Contact: Brenon Daly
When Chordiant Software received an unsolicited offer from CDC Software in early January, we were pretty certain that deal had roughly 0% chance of getting done. We noted that Chordiant had a poison pill in place that would make it extremely difficult – and time-consuming – for CDC to finalize the deal. Since a quick close was one of the key concerns for CDC in its bid for Chordiant, we weren’t at all surprised to see the serial buyer pull its cash-and-stock offer just a week after floating it.

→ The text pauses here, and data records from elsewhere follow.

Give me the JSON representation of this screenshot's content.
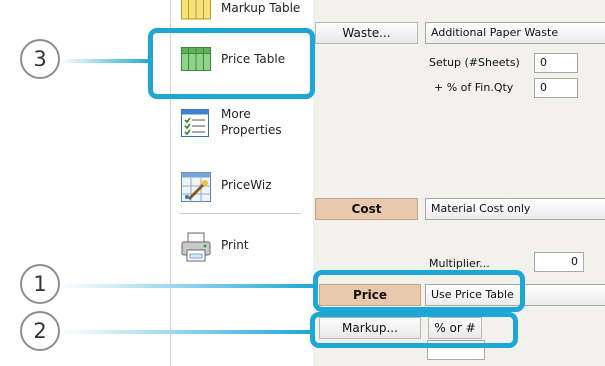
{
  "sidebar": {
    "items": [
      {
        "label": "Markup Table",
        "icon": "markup-table-icon"
      },
      {
        "label": "Price Table",
        "icon": "price-table-icon"
      },
      {
        "label_line1": "More",
        "label_line2": "Properties",
        "icon": "more-properties-icon"
      },
      {
        "label": "PriceWiz",
        "icon": "pricewiz-icon"
      },
      {
        "label": "Print",
        "icon": "printer-icon"
      }
    ]
  },
  "main": {
    "waste_button": "Waste...",
    "waste_select": "Additional Paper Waste",
    "setup_label": "Setup (#Sheets)",
    "setup_value": "0",
    "fin_label": "+ % of Fin.Qty",
    "fin_value": "0",
    "cost_button": "Cost",
    "cost_select": "Material Cost only",
    "multiplier_label": "Multiplier...",
    "multiplier_value": "0",
    "price_button": "Price",
    "price_select": "Use Price Table",
    "markup_button": "Markup...",
    "markup_mode_button": "% or #"
  },
  "callouts": [
    {
      "number": "3"
    },
    {
      "number": "1"
    },
    {
      "number": "2"
    }
  ],
  "colors": {
    "callout": "#1da6d6",
    "tan_button": "#e8c9ad",
    "panel_bg": "#f2f1ee"
  }
}
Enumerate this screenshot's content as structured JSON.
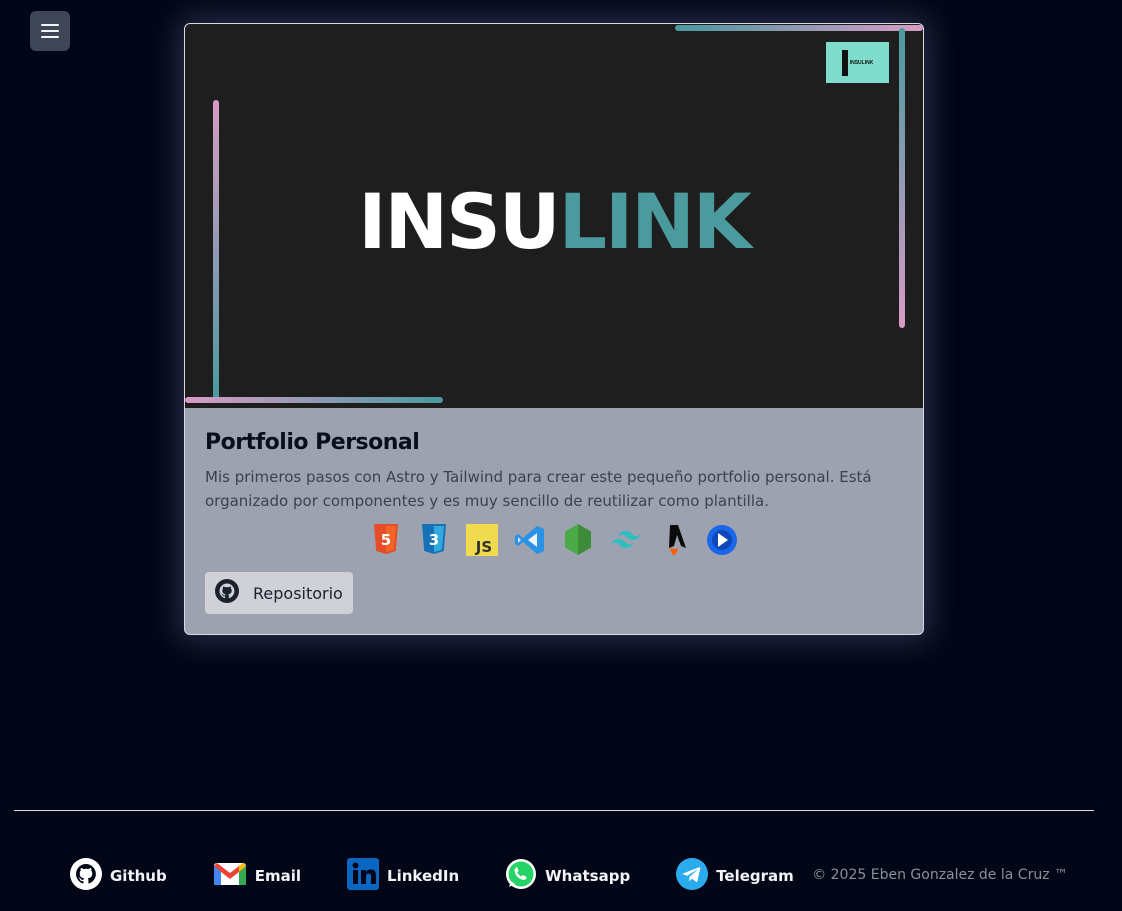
{
  "menu": {
    "icon": "hamburger-icon"
  },
  "project": {
    "banner": {
      "title_part1": "INSU",
      "title_part2": "LINK",
      "mini_logo_text": "INSULINK",
      "accent_teal": "#4a9a9e",
      "accent_pink": "#d89bc6"
    },
    "title": "Portfolio Personal",
    "description": "Mis primeros pasos con Astro y Tailwind para crear este pequeño portfolio personal. Está organizado por componentes y es muy sencillo de reutilizar como plantilla.",
    "technologies": [
      {
        "name": "html5-icon",
        "label": "5",
        "color": "#e44d26"
      },
      {
        "name": "css3-icon",
        "label": "3",
        "color": "#1c6cea"
      },
      {
        "name": "javascript-icon",
        "label": "JS",
        "color": "#f0db4f"
      },
      {
        "name": "vscode-icon",
        "label": "",
        "color": "#2a92e5"
      },
      {
        "name": "nodejs-icon",
        "label": "",
        "color": "#4ca947"
      },
      {
        "name": "tailwind-icon",
        "label": "",
        "color": "#2fbdc1"
      },
      {
        "name": "astro-icon",
        "label": "",
        "color": "#000000"
      },
      {
        "name": "powerpoint-icon",
        "label": "",
        "color": "#1a67ea"
      }
    ],
    "repo_button": {
      "label": "Repositorio",
      "icon": "github-icon"
    }
  },
  "footer": {
    "links": [
      {
        "label": "Github",
        "icon": "github-icon"
      },
      {
        "label": "Email",
        "icon": "gmail-icon"
      },
      {
        "label": "LinkedIn",
        "icon": "linkedin-icon"
      },
      {
        "label": "Whatsapp",
        "icon": "whatsapp-icon"
      },
      {
        "label": "Telegram",
        "icon": "telegram-icon"
      }
    ],
    "copyright": "© 2025 Eben Gonzalez de la Cruz ™"
  }
}
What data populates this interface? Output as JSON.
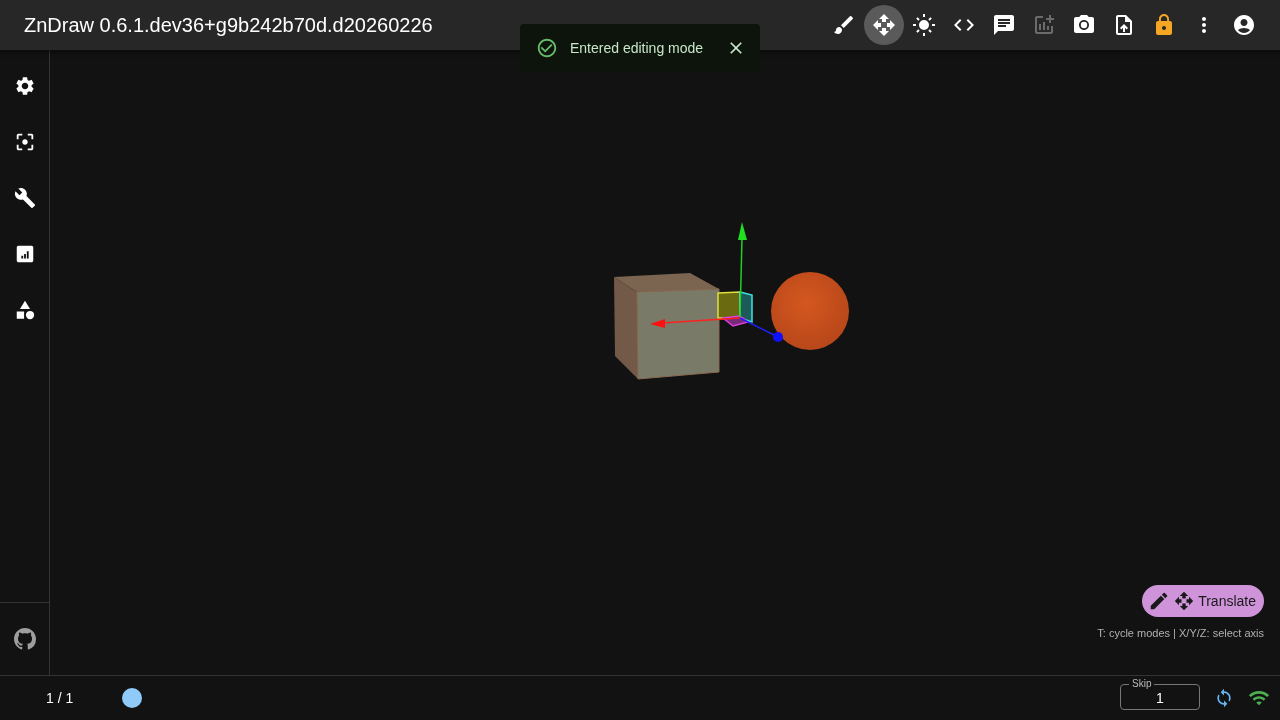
{
  "app": {
    "title": "ZnDraw 0.6.1.dev36+g9b242b70d.d20260226"
  },
  "toolbar": [
    {
      "selected": false,
      "disabled": false
    },
    {
      "selected": true,
      "disabled": false
    },
    {
      "selected": false,
      "disabled": false
    },
    {
      "selected": false,
      "disabled": false
    },
    {
      "selected": false,
      "disabled": false
    },
    {
      "selected": false,
      "disabled": true
    },
    {
      "selected": false,
      "disabled": false
    },
    {
      "selected": false,
      "disabled": false
    },
    {
      "selected": false,
      "disabled": false
    },
    {
      "selected": false,
      "disabled": false
    },
    {
      "selected": false,
      "disabled": false
    }
  ],
  "toast": {
    "message": "Entered editing mode"
  },
  "editor": {
    "mode": "Translate",
    "hint": "T: cycle modes | X/Y/Z: select axis"
  },
  "bottom_bar": {
    "frame": "1 / 1",
    "skip": {
      "label": "Skip",
      "value": "1"
    }
  }
}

In addition to the timing, there was also the consideration that Chordiant shares traded above CDC’s offer the entire time it was out there. (In this case, investors agreed with Chordiant’s contention that the bid ‘undervalued’ the company.) That meant CDC would most likely have to reach a little deeper into its pocket to get the deal done. Although CDC indicated that it may well bump its bid, most observers expected the company to walk. (That’s just how the process played out three years ago, when CDC launched an unsolicited offer for another CRM vendor, Onyx Software, only to come away empty-handed.)
Flip the calendar ahead two months, and Chordiant (advised by Morgan Stanley) has pulled off a pretty rare trick: stiff-arming that unwelcome bid and then securing a richer payday for shareholders. (Most cases tend to look more like Yahoo, which is trading at half the level that Microsoft offered for the company two years ago. Yahoo shares have lost 20% of their value since Microsoft floated its bid, while the Nasdaq has flat-lined in that period.) And Chordiant didn’t just hold out for a nickel or a dime more for its shareholders. It got the highest price for its shares in a year and a half.
Under terms announced Monday, Pegasystems will pay $5 in cash for each share of Chordiant, for a total equity value of $161.5m. That’s 54% more than CDC thought the company was worth, and enough to get Chordiant’s board to (wisely) hit the bid from Pegasystems. Speaking of Chordiant’s board, we would note that chairman Steven Springsteel, who also serves as CEO, is now four for four in terms of helping to sell the companies where he held executive roles. As we noted three and a half years ago, when we first opined that Chordiant probably wasn’t a stand-alone vendor, Springsteel had seen a trio of his previous companies get gobbled up.